Ending the Cybersecurity Arms Race
Network security has always been something of balancing act between maximizing sharing and ease of use, and erecting barriers.
When computer networks first emerged, there were few limitations on what could be transmitted over them. However, after the world’s first major network computer security incident—the Morris Worm of 1988—organizations began to retreat behind network-level firewalls and anti-virus software. Some defenders even tried to completely disconnect their networks from the outside world via “air gaps.”
This paper argues that it is time to move beyond the security paradigm of separating networks, as epitomized by the air gap. Instead, network defenders should embrace an approach which allows sharing and connectedness, anticipates that adversaries will penetrate the network, and is able to detect, and ultimately eject those adversaries before they can do harm.
In Part 1, we trace the history of network security. While the Internet was designed for maximum flexibility, and security was initially managed at the level of each end-point in the system, this changed with the introduction of firewalls and anti-virus software.
In Part 2, we show how the use of these barriers then started an arms race between attackers and defenders. As defenders tried to filter out all malware using anti-virus software, attackers developed new ways of masking the malware they produced. As defenders built more complex and layered firewalls, attackers probed for new ways to penetrate those walls.
Part 3 then looks at the logical extreme of the barrier-based approach to network security, the air gap, in which a system is disconnected from the rest of the cyber world. However, air gaps do not solve the problems of network security. If using isolation to defend a network, defenders must be perfect—needing to anticipate and prevent all attacks—while the attacker need only find a single flaw in the defense. The Stuxnet malware pointed up the limitations of an approach to network security that relies on isolating resources, while the Snowden leaks showed that even a perfectly separate network is vulnerable to insider threats.

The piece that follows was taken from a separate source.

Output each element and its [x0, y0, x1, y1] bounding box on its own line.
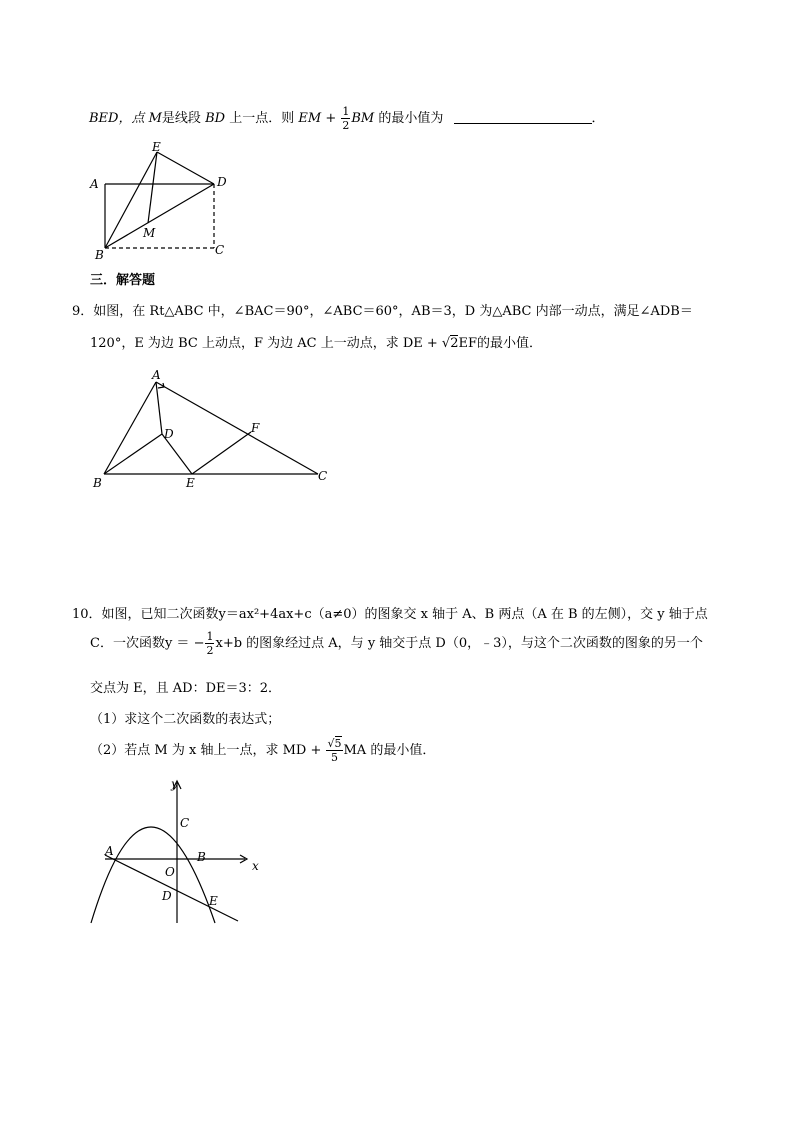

Part 4 argues that an approach to security that emphasizes detection of an adversary and ejection once detected helps to stop the debilitating arms race in which, to this point, defenders have largely been on the losing side. With a “behavioral monitoring” approach to network security, the adversary must find a perfect strategy that blends into the normal use of the targeted system so well that their attack cannot be detected, and the defender need only find a weakness in that strategy. This approach therefore takes the advantage from adversaries and shifts it to defenders.

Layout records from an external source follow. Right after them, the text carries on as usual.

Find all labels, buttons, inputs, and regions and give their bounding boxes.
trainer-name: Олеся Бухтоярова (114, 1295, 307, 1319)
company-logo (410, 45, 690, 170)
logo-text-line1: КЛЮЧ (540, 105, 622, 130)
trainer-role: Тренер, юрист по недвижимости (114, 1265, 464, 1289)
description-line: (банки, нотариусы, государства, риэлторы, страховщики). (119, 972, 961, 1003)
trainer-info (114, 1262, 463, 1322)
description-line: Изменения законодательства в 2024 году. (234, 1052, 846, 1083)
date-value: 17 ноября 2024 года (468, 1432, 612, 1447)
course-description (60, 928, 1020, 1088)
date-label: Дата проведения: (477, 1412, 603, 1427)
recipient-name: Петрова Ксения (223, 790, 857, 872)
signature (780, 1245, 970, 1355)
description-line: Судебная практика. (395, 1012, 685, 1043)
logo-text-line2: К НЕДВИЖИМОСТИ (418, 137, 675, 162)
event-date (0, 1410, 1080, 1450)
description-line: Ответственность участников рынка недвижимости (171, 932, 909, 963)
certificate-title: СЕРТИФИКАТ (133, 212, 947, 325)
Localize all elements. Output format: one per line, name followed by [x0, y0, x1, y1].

We conclude by explaining how, in practice, an organization might choose to implement a behavioral monitoring approach. Of course, this approach will still involve basic hygiene measures—such as installing updates and encrypting data at rest and on the wire. But this should be combined with monitoring and detection of anomalous behavior that may show that an adversary has gained access to the network. This monitoring may be conducted at the level of an individual network, but will be most successful when at least some infrastructure is outsourced to organizations that can invest more in both expertise and tools to do the needed anomaly detection. Additionally, these third-party organizations analyze much larger sets of data, have visibility into a wider variety of attacks, and can employ specialized experts in big data and machine learning, significantly increasing the effectiveness of behavioral monitoring in their environment. Thus, once again, network-connected systems can benefit from sharing and connectedness—rather than going it alone.